Ahh! How did I get so behind in blogging?! My apologies to my subscribers for this huge lapse in blogs for the last month and a half. This is my second to last blog for Kenya #2, and then Thailand blogs are on their way!

As many of you know, my team was supposed to spend Month 8 in Uganda, our last African country; however, due to the Ebola virus outbreak uncertainty, the all-female teams stayed in Kenya for a second month. Most teams remained at their previous ministry sites, but there were a few changes. My new team, Missy’s women (Missy H., Amanda F., and me) and Hugh’s women (Jill S., Hosanna S., Jo Linda S., and Naomi A.), were at Pastor Ayub and Ruth Kayo’s home to continue working with Deliverance Church Favourland in Nakuru.


Team Graceful Avalanche: Naomi, Missy,
Jill, Amanda, Hosanna, me, and Jo Linda

During the transition time between Month 7 and Month 8, it was announced that Kate Kovach’s team (Amani Warriors) would be joining us at the Kayo’s small, 3-bedroom home for Month 8 ministry. My initial reaction to the situation was not exactly one of joy and excitement, because unfortunately, I had previous “baggage” with some of the women on that team from the first five months of The Race. Amanda Fackler and I had been on a team with five of their six women in Months 4 and 5 (Romania and Ukraine) as Team Majestic Summit: Kate K., Misty C., Katie W., Rose H., Emily S., Amanda F., and I.


Team Amani Warriors with their Month 7 Kenyan contacts:
back row: Misty N., Katie W.
front row: Emily S., Sammie Jo M., Kate K., and Rose H.


Team Majestic Summit: me, Kate K.,
Katie W., Amanda F., Rose H., Emily S., and Misty N.

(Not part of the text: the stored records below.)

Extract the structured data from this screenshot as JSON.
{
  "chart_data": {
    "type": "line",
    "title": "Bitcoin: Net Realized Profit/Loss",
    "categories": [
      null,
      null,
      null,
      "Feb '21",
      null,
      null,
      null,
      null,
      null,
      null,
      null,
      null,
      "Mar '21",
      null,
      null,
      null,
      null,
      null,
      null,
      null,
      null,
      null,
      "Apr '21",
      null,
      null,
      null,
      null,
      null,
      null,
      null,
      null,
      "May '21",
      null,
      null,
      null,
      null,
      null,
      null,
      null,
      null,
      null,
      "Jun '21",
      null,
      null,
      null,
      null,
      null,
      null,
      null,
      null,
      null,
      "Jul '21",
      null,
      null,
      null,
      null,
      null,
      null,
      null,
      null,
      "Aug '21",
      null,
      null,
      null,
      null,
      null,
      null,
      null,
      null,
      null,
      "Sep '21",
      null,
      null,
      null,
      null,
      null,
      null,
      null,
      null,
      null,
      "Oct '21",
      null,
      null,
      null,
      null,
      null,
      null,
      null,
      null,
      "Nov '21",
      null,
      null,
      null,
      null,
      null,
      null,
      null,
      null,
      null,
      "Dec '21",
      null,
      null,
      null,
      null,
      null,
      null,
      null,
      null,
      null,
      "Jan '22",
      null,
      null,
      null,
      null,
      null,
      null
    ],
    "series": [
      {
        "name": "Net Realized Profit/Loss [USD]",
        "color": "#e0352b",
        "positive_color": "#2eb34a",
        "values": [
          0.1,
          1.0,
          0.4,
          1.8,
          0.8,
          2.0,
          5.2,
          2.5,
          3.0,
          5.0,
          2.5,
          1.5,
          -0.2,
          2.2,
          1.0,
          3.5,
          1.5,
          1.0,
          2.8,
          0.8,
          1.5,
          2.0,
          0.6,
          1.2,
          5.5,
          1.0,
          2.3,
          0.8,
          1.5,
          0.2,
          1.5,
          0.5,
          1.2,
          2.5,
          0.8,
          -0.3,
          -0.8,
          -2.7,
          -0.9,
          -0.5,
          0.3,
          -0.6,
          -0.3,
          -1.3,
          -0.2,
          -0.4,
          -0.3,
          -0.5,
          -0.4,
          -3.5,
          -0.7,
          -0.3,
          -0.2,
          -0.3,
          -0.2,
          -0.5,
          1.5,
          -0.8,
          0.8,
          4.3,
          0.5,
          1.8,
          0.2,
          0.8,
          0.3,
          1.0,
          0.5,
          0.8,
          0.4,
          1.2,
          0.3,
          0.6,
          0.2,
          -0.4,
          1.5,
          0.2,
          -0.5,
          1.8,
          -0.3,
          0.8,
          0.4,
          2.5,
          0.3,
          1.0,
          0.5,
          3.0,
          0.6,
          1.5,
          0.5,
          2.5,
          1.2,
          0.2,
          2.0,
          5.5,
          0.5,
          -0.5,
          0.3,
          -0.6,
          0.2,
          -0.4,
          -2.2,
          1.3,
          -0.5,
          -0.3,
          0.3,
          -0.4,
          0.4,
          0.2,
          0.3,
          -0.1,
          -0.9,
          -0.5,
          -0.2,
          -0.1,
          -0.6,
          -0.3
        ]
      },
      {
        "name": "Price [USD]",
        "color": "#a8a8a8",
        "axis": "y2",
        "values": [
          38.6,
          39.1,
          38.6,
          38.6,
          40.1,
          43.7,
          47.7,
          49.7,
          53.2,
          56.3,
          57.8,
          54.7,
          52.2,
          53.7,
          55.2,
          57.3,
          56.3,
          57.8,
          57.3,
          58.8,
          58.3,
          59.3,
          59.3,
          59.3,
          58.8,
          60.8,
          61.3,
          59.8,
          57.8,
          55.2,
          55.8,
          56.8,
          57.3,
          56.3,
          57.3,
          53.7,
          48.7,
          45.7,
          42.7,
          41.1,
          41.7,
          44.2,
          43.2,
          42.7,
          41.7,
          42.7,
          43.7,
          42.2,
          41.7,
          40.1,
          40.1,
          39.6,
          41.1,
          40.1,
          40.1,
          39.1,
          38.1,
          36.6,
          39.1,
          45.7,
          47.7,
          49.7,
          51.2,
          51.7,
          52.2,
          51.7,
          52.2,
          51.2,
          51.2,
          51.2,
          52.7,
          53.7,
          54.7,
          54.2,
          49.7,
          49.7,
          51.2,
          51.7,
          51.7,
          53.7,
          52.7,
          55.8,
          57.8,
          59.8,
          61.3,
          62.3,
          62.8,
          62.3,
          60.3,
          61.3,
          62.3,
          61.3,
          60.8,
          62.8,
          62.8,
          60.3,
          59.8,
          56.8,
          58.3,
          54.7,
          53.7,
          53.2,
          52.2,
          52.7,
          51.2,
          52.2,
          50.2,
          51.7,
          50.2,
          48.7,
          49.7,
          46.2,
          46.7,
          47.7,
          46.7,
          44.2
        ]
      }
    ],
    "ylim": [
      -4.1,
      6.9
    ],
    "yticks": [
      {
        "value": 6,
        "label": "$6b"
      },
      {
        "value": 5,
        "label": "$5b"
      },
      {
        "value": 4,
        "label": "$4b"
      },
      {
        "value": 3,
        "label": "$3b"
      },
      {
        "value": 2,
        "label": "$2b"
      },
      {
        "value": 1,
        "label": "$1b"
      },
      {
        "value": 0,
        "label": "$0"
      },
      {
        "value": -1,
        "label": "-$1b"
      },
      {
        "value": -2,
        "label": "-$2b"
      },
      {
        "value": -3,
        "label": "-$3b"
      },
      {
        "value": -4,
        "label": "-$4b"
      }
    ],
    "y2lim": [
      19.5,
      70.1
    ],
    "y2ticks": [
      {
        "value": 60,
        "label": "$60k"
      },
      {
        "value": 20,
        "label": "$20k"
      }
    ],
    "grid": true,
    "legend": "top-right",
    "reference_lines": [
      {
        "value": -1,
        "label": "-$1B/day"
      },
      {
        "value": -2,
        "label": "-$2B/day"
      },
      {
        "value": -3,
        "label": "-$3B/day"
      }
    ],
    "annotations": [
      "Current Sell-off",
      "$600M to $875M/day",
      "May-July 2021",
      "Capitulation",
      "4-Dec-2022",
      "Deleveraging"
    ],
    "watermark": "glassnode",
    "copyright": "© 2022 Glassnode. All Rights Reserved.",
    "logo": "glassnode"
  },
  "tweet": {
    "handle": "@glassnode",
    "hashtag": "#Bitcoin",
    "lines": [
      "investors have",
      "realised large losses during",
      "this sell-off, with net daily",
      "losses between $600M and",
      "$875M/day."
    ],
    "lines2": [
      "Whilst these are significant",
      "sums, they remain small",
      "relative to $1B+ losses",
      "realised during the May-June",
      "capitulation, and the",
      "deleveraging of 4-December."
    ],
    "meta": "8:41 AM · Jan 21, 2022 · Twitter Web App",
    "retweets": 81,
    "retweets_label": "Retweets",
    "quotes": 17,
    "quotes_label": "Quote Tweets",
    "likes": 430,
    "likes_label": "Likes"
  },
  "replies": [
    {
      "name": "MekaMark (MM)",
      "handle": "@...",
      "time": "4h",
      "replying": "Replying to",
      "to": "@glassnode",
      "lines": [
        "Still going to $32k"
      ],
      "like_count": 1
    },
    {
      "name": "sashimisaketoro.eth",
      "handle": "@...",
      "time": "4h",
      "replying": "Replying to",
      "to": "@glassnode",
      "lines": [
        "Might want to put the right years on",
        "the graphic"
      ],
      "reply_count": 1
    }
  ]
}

At the end of Month 5 (Ukraine), Amanda and I were told we were being moved to Missy Hollinger’s team with Nathan Hatton, Dan Loghry, and Chase Glantz. To be honest, we were super stoked for the team change because our time with Majestic Summit had been a very difficult season in community. Due to the numerous issues and offenses that had piled up within Team Majestic Summit, we had an 8.5-hour Debrief amongst the seven of us at our ministry site in Ivankiv, Ukraine. Everyone pretty much vomited all their personal and team “junk” for 8 and a half hours. I was able to put all my offenses on the table, be vulnerable about judgments, and apologize for my part in the problems; however, I didn’t have to work at sustaining any of the broken relationships or seek out redemption, because I was leaving the team at the end of the week. It was an easy way out from all the issues.

Well, back to the news of Kate’s team joining us for Month 8 ministry in Nakuru, Kenya. My initial thought was, “No way. I can’t believe that whole team is going to be living five feet away from me in this small house, and I am doing ministry with them for the whole month. Seriously, God?” As the first week went by, I chose to ignore some of the women on Team Amani Warriors instead of pursue their hearts and seek out redemption. In my mind, I didn’t really think it was worth it. Man, was I operating out of a broken place.  As week two rolled around, I missed a week and a half of ministry due to constant peri-orbital headaches that I have never experienced in my life. I laid in bed for most of that time in a spirit of defeat and frustration; it allowed me to forget about the women of Team Amani Warriors. (Africa did not treat me well health-wise. I was in bed for six out of our twelve weeks in Africa). During these first two weeks, God started slowly putting it on my heart to seek out redemption and not waste the gift of being in such close proximity with these women.


Hanging out with Ruth Kayo and her
daughter, Tiffany in Nakuru, Kenya

God asked me in week three, “Are you going to use this last week to mend these relationships and humble yourself?” My response was, “Alright, God. I see the beauty of the redemption you want for me, and I am finally willing to submit to it.” It wasn’t easy, but I spent that last week apologizing for not pursuing their hearts after leaving them in Month 5. I admitted that I tried to ignore the initial redemption that was sparked by our 8.5-hour Debrief. It was easy to tell them how they offended me, talk about my offenses towards them, and be open about my heart posture, but then “peace out” five days later and join my new team. I realized that if I wasn’t going to pursue and sustain relationship and unconditionally love them after discussing difficulties and offenses, then what is the point of speaking harsh truth and being vulnerable?

Man, God is so good. Although my time apart from my former team was necessary and good, I tried to ignore how He wanted me to tend to their hearts, so he intervened three months later and had me live with them for another month. He continually teaches me over and over about the beauty of relationship and why it is worthy to be fought for. At the end of the month, I witnessed how conflict breeds intimacy and all of my squadmates are worth pursuing regardless of personality differences and differing perspectives. Thank you to the women of the former Team Amani Warriors who so graciously accepted my apologies and made me feel loved and respected. You all so beautifully love me in all my mess.